Quel crime a pu produire un trouble si pressant?
Vos mains n'ont point trempé dans le sang innocent?
PHEDRE
Grâces au ciel, mes mains ne sont point criminelles.
Plût aux Dieux que mon coeur fût innocent comme elles!
OENONE
Et quel affreux projet avez-vous enfanté,
Dont votre coeur encor doive être épouvanté?
PHEDRE
Je t'en ai dit assez. Epargne-moi le reste.
Je meurs pour ne point faire un aveu si funeste.
OENONE
Mourez donc, et gardez un silence inhumain;
Mais pour fermer vos yeux cherchez une autre main.

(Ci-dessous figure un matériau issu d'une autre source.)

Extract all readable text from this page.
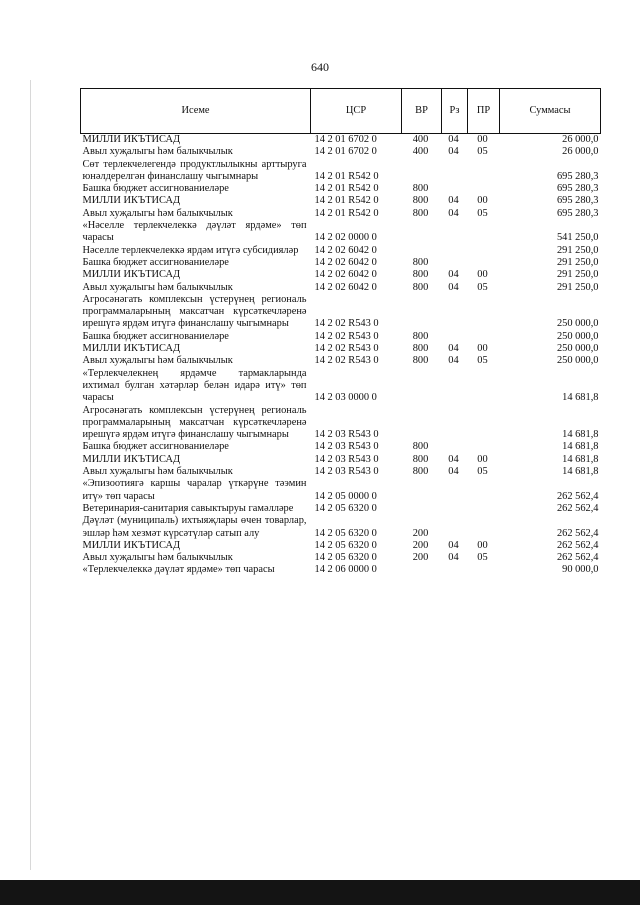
640
Исеме	ЦСР	ВР	Рз	ПР	Суммасы
МИЛЛИ ИКЪТИСАД	14 2 01 6702 0	400	04	00	26 000,0
Авыл хуҗалыгы һәм балыкчылык	14 2 01 6702 0	400	04	05	26 000,0
Сөт терлекчелегендә продуктлылыкны арттыруга юнәлдерелгән финанслашу чыгымнары	14 2 01 R542 0				695 280,3
Башка бюджет ассигнованиеләре	14 2 01 R542 0	800			695 280,3
МИЛЛИ ИКЪТИСАД	14 2 01 R542 0	800	04	00	695 280,3
Авыл хуҗалыгы һәм балыкчылык	14 2 01 R542 0	800	04	05	695 280,3
«Нәселле терлекчелеккә дәүләт ярдәме» төп чарасы	14 2 02 0000 0				541 250,0
Нәселле терлекчелеккә ярдәм итүгә субсидияләр	14 2 02 6042 0				291 250,0
Башка бюджет ассигнованиеләре	14 2 02 6042 0	800			291 250,0
МИЛЛИ ИКЪТИСАД	14 2 02 6042 0	800	04	00	291 250,0
Авыл хуҗалыгы һәм балыкчылык	14 2 02 6042 0	800	04	05	291 250,0
Агросәнәгать комплексын үстерүнең региональ программаларының максатчан күрсәткечләренә ирешүгә ярдәм итүгә финанслашу чыгымнары	14 2 02 R543 0				250 000,0
Башка бюджет ассигнованиеләре	14 2 02 R543 0	800			250 000,0
МИЛЛИ ИКЪТИСАД	14 2 02 R543 0	800	04	00	250 000,0
Авыл хуҗалыгы һәм балыкчылык	14 2 02 R543 0	800	04	05	250 000,0
«Терлекчелекнең ярдәмче тармакларында ихтимал булган хәтәрләр белән идарә итү» төп чарасы	14 2 03 0000 0				14 681,8
Агросәнәгать комплексын үстерүнең региональ программаларының максатчан күрсәткечләренә ирешүгә ярдәм итүгә финанслашу чыгымнары	14 2 03 R543 0				14 681,8
Башка бюджет ассигнованиеләре	14 2 03 R543 0	800			14 681,8
МИЛЛИ ИКЪТИСАД	14 2 03 R543 0	800	04	00	14 681,8
Авыл хуҗалыгы һәм балыкчылык	14 2 03 R543 0	800	04	05	14 681,8
«Эпизоотиягә каршы чаралар үткәрүне тәэмин итү» төп чарасы	14 2 05 0000 0				262 562,4
Ветеринария-санитария савыктыруы гамәлләре	14 2 05 6320 0				262 562,4
Дәүләт (муниципаль) ихтыяҗлары өчен товарлар, эшләр һәм хезмәт күрсәтүләр сатып алу	14 2 05 6320 0	200			262 562,4
МИЛЛИ ИКЪТИСАД	14 2 05 6320 0	200	04	00	262 562,4
Авыл хуҗалыгы һәм балыкчылык	14 2 05 6320 0	200	04	05	262 562,4
«Терлекчелеккә дәүләт ярдәме» төп чарасы	14 2 06 0000 0				90 000,0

Quoiqu'il vous reste à peine une faible lumière,
Mon âme chez les morts descendra la première.
Mille chemins ouverts y conduisent toujours,
Et ma juste douleur choisira les plus courts.
Cruelle, quand ma foi vous a-t-elle déçue?
Songez-vous qu'en naissant mes bras vous ont reçue?
Mon pays, mes enfants, pour vous j'ai tout quitté.
Réserviez-vous ce prix à ma fidélité?
PHEDRE
Quel fruit espères-tu de tant de violence?
Tu frémiras d'horreur si je romps le silence.
OENONE
Et que me direz-vous qui ne cède, grands Dieux!
A l'horreur de vous voir expirer à mes yeux?
PHEDRE
Quand tu sauras mon crime, et le sort qui m'accable,
Je n'en mourrai pas moins, j'en mourrai plus coupable.
OENONE
Madame, au nom des pleurs que pour vous j'ai versés,
Par vos faibles genoux que je tiens embrassés,
Délivrez mon esprit de ce funeste doute.
PHEDRE
Tu le veux. Lève-toi.
OENONE
Parlez: je vous écoute.
PHEDRE
Ciel! que vais-je lui dire? Et par où commencer?
OENONE
Par de vaines frayeurs cessez de m'offenser.